But Rosetta 2 is translating every bytecode instruction like a sleepy interpreter. Your shiny ARM CPU is pretending to be an Intel chip from 2019.
brew install openjdk@21 && echo 'export PATH="/opt/homebrew/opt/openjdk@21/bin:$PATH"' >> ~/.zshrc Then verify:
Buried in legalese: “For development use only. No production. Also, we may audit you.” java 21 download mac
sudo ln -sfn $(brew --prefix)/opt/openjdk@21/libexec/openjdk.jdk /Library/Java/JavaVirtualMachines/openjdk-21.jdk And add to your shell profile:
Download the aarch64 (ARM64) version.
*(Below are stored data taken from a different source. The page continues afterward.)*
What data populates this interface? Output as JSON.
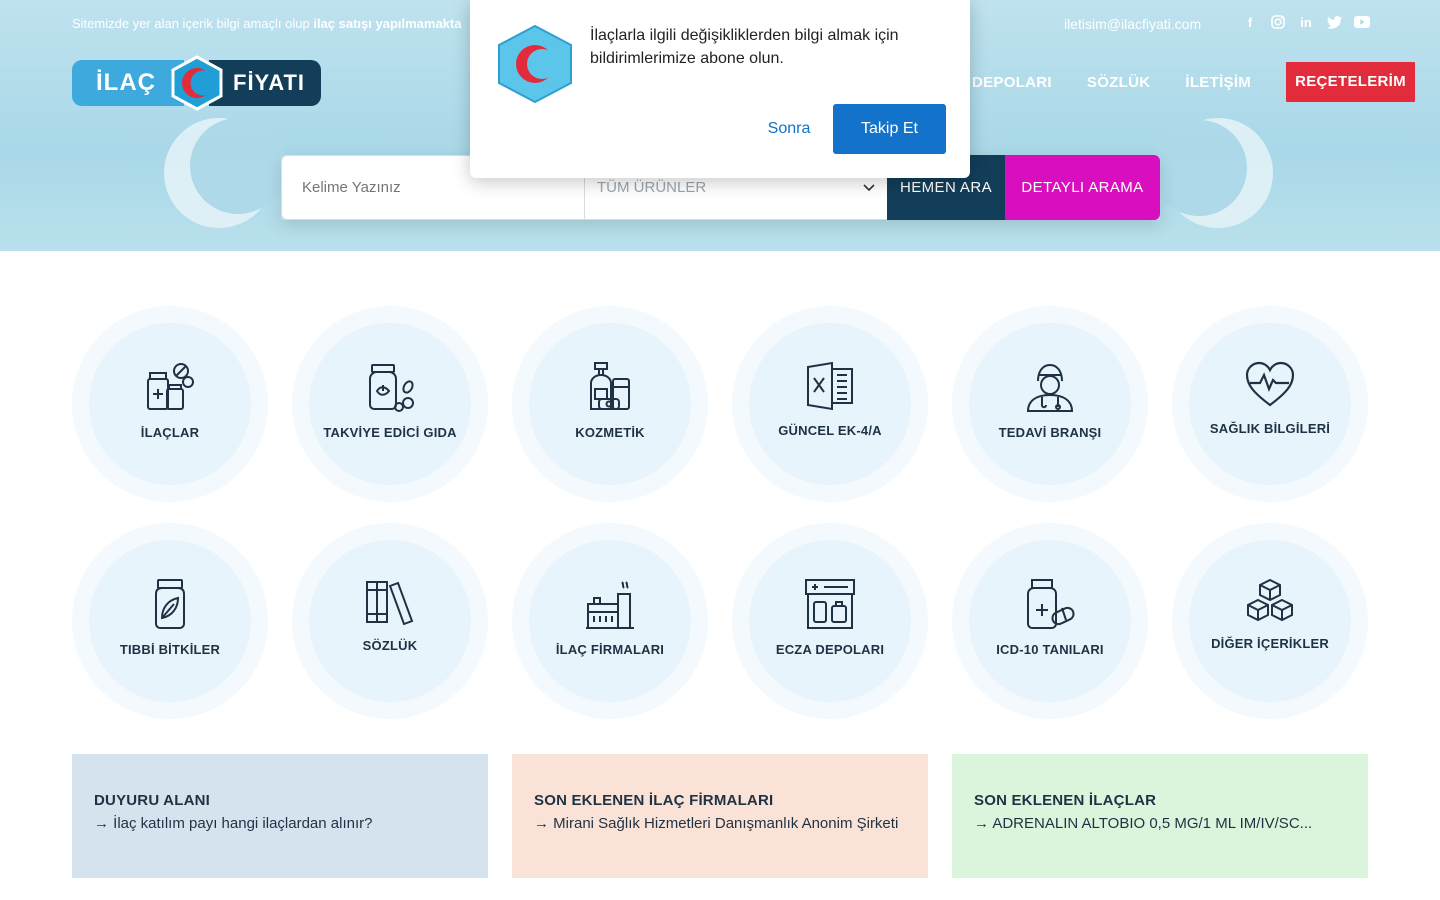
{
  "topbar": {
    "note_prefix": "Sitemizde yer alan içerik bilgi amaçlı olup ",
    "note_bold": "ilaç satışı yapılmamakta",
    "email": "iletisim@ilacfiyati.com",
    "social": [
      "f",
      "◎",
      "in",
      "🐦",
      "▶"
    ]
  },
  "logo": {
    "left": "İLAÇ",
    "right": "FİYATI"
  },
  "nav": {
    "items": [
      "DEPOLARI",
      "SÖZLÜK",
      "İLETİŞİM"
    ],
    "cta": "REÇETELERİM"
  },
  "search": {
    "placeholder": "Kelime Yazınız",
    "category": "TÜM ÜRÜNLER",
    "submit": "HEMEN ARA",
    "advanced": "DETAYLI ARAMA"
  },
  "categories": [
    {
      "label": "İLAÇLAR",
      "icon": "medicine-icon"
    },
    {
      "label": "TAKVİYE EDİCİ GIDA",
      "icon": "supplement-icon"
    },
    {
      "label": "KOZMETİK",
      "icon": "cosmetics-icon"
    },
    {
      "label": "GÜNCEL EK-4/A",
      "icon": "excel-doc-icon"
    },
    {
      "label": "TEDAVİ BRANŞI",
      "icon": "doctor-icon"
    },
    {
      "label": "SAĞLIK BİLGİLERİ",
      "icon": "heart-pulse-icon"
    },
    {
      "label": "TIBBİ BİTKİLER",
      "icon": "herb-jar-icon"
    },
    {
      "label": "SÖZLÜK",
      "icon": "books-icon"
    },
    {
      "label": "İLAÇ FİRMALARI",
      "icon": "factory-icon"
    },
    {
      "label": "ECZA DEPOLARI",
      "icon": "pharmacy-store-icon"
    },
    {
      "label": "ICD-10 TANILARI",
      "icon": "pill-bottle-icon"
    },
    {
      "label": "DİĞER İÇERİKLER",
      "icon": "boxes-icon"
    }
  ],
  "cards": [
    {
      "title": "DUYURU ALANI",
      "text": "→ İlaç katılım payı hangi ilaçlardan alınır?"
    },
    {
      "title": "SON EKLENEN İLAÇ FİRMALARI",
      "text": "→ Mirani Sağlık Hizmetleri Danışmanlık Anonim Şirketi"
    },
    {
      "title": "SON EKLENEN İLAÇLAR",
      "text": "→ ADRENALIN ALTOBIO 0,5 MG/1 ML IM/IV/SC..."
    }
  ],
  "popup": {
    "message": "İlaçlarla ilgili değişikliklerden bilgi almak için bildirimlerimize abone olun.",
    "later": "Sonra",
    "follow": "Takip Et"
  },
  "colors": {
    "brand_dark": "#123e5a",
    "brand_light": "#3ea9dc",
    "cta_red": "#e22b3b",
    "advanced_magenta": "#d90fbf",
    "push_blue": "#1372c9"
  }
}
Oracle, OpenLogic, Azul, and others all provide it now. But many first-timers grab the wrong one because the site says “macOS” without clarifying architecture. Step 3: The Real Hero – Homebrew The smart (and lazy) macOS user runs: But Rosetta 2 is translating every bytecode instruction
You’re on a Mac. You need Java 21. You type java --version and get a scary No such file or directory .
So you open a browser. And that’s where the fun begins. No production
Now go write some virtual threads and pretend the last 25 years of Java complexity never happened. P.S. If someone tells you “Java is dead,” show them this article and the 500MB of JDK downloads happening every second.